An excellent teacher can alter the life path of a child.  Recent studies confirm what we have known anecdotally for years: teachers have a dramatic effect on the quality of a child’s education.  An excellent teacher can teach twice as much content as an ineffective teacher in a given academic year.  Effective teachers increase student achievement more than any other variable, including the amount of money spent per pupil and class size.  For students who are already behind, this means that an excellent teacher can be the difference between graduating high school and dropping out.  Effective teachers work tirelessly for their students to ensure their success.  We believe excellent teachers should be commended for their work and we support Governor Malloy’s proposed reforms of the teacher evaluation process that will reward these teachers.

Assessments used to measure student achievement must be rigorous, evidence based, and objective.  As educators, many of us have witnessed the unfortunate collateral damage of education reforms that measure student learning according to standardized tests.  Rather than increasing student achievement, legislation such as No Child Left Behind has encouraged administrators to adopt stopgap strategies that replace substantive learning with test prep.  Tests that are predominately multiple-choice, tests that measure factual recall rather than critical thinking, and tests that are culturally biased are not valid indicators of student learning.  Students’ performance on these tests should not be used to measure teacher effectiveness and should not be the basis for deciding whether or not teachers are awarded tenure.  We support the inclusion of provisions in SB 24 that encourage the use of data to measure student achievement and teacher effectiveness, given that the assessments used to collect this data are rigorous and reliable.
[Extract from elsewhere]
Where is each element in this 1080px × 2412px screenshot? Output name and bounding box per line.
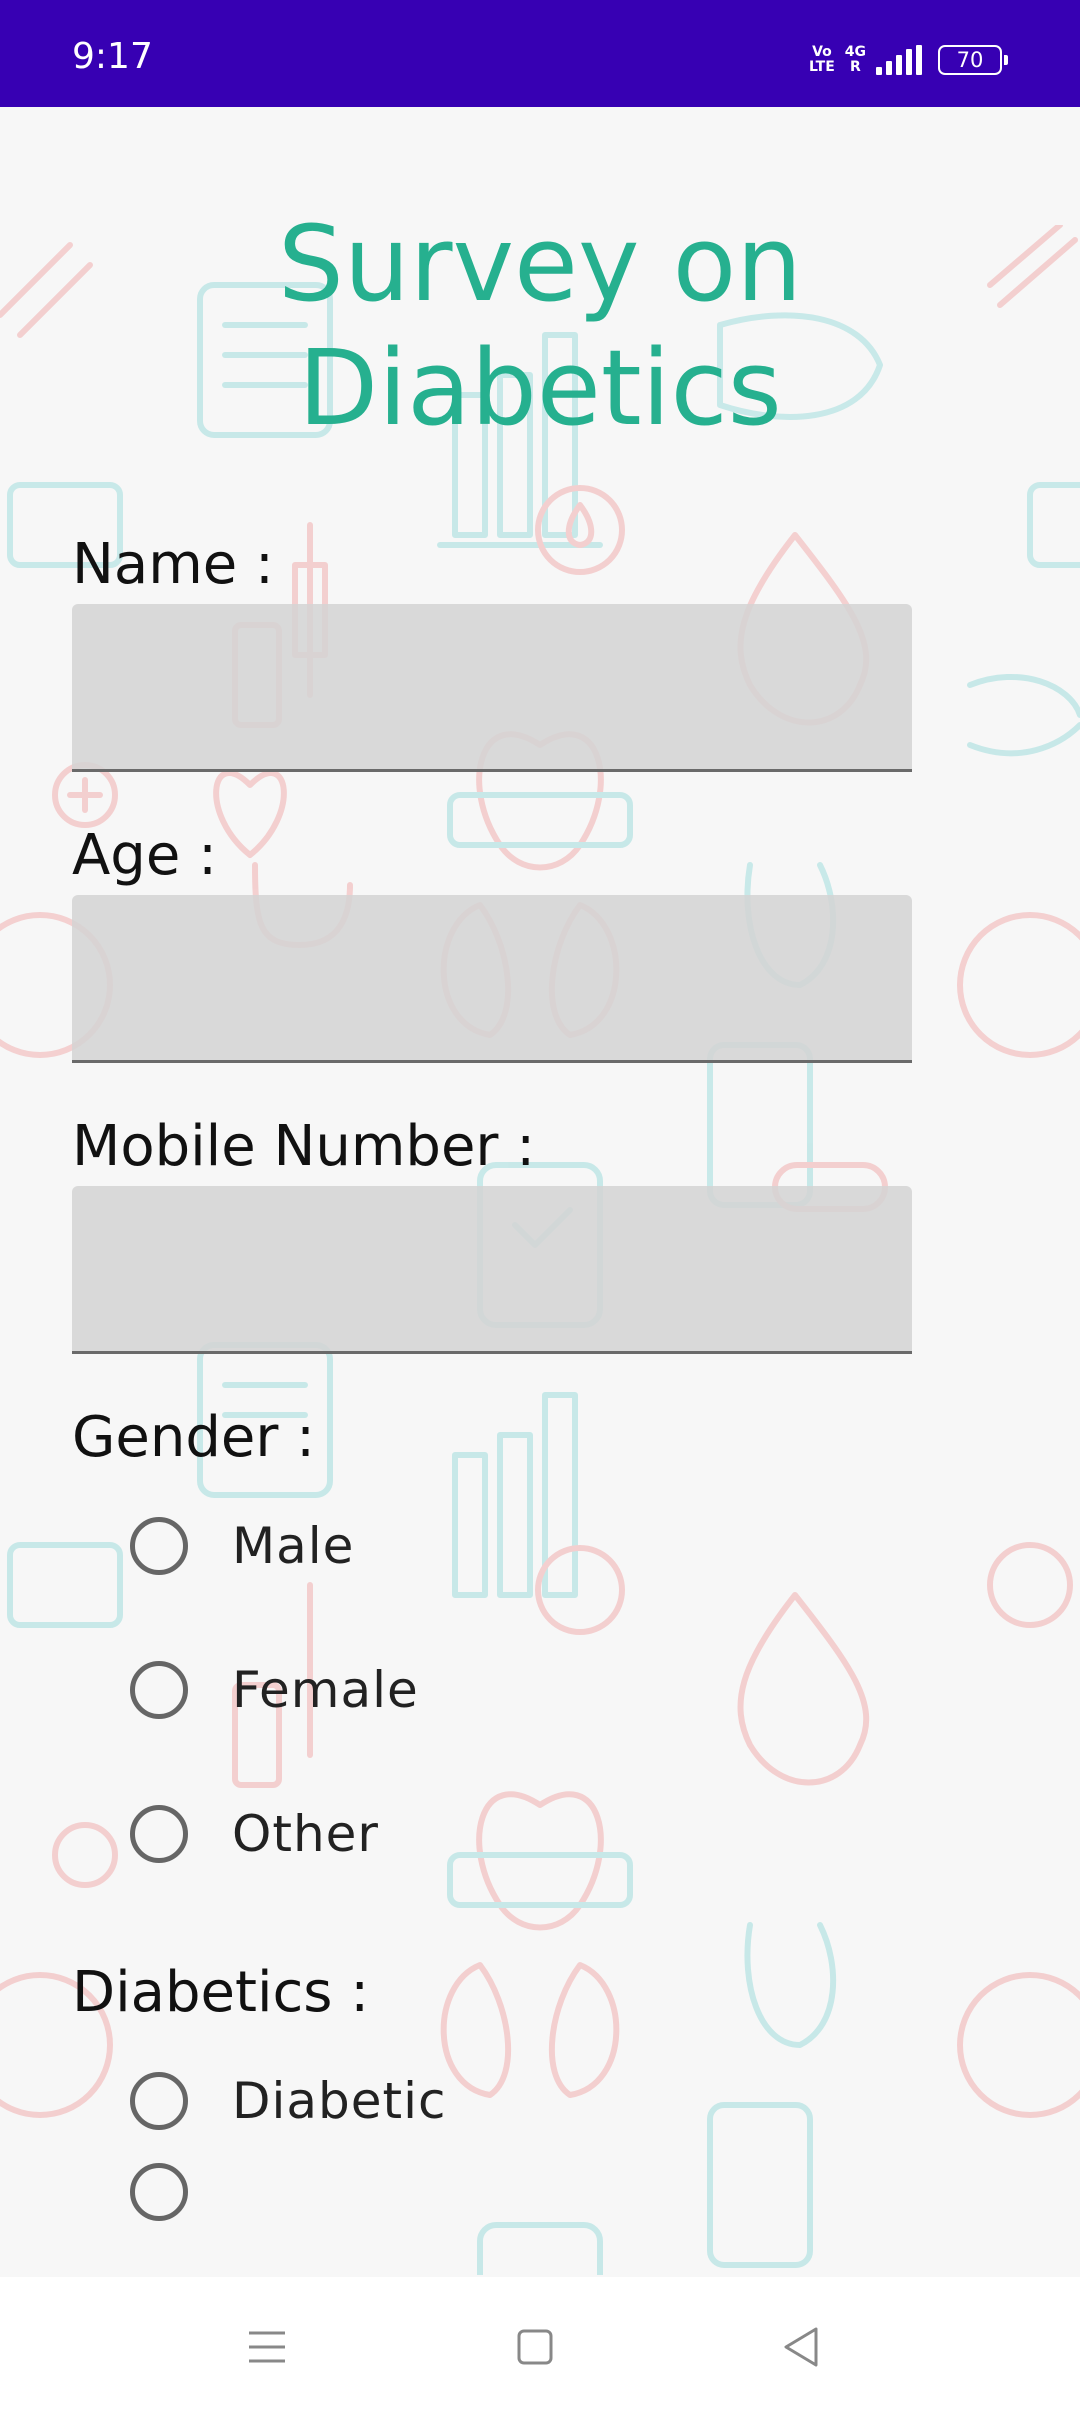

Poverty is a significant obstacle to student achievement but it is not determinative.  Teachers who work in schools in economically under-resourced areas face significant challenges.  Many opponents of the governor’s bill argue that the public education system cannot be fixed until poverty is fixed.  As teachers who have worked in under-resourced communities, we know that our students are often at a severe disadvantage compared to their peers in more affluent areas.  By the time students in low-income communities start school, they may already have fallen behind their peers due to lack of resources such as access to books and early education programs.  We support the proposed expansion of the provisions of SB 24 that provide funding to increase students’ access to early education programs and empower non-profit organizations support teachers in under-resourced communities who face additional challenges.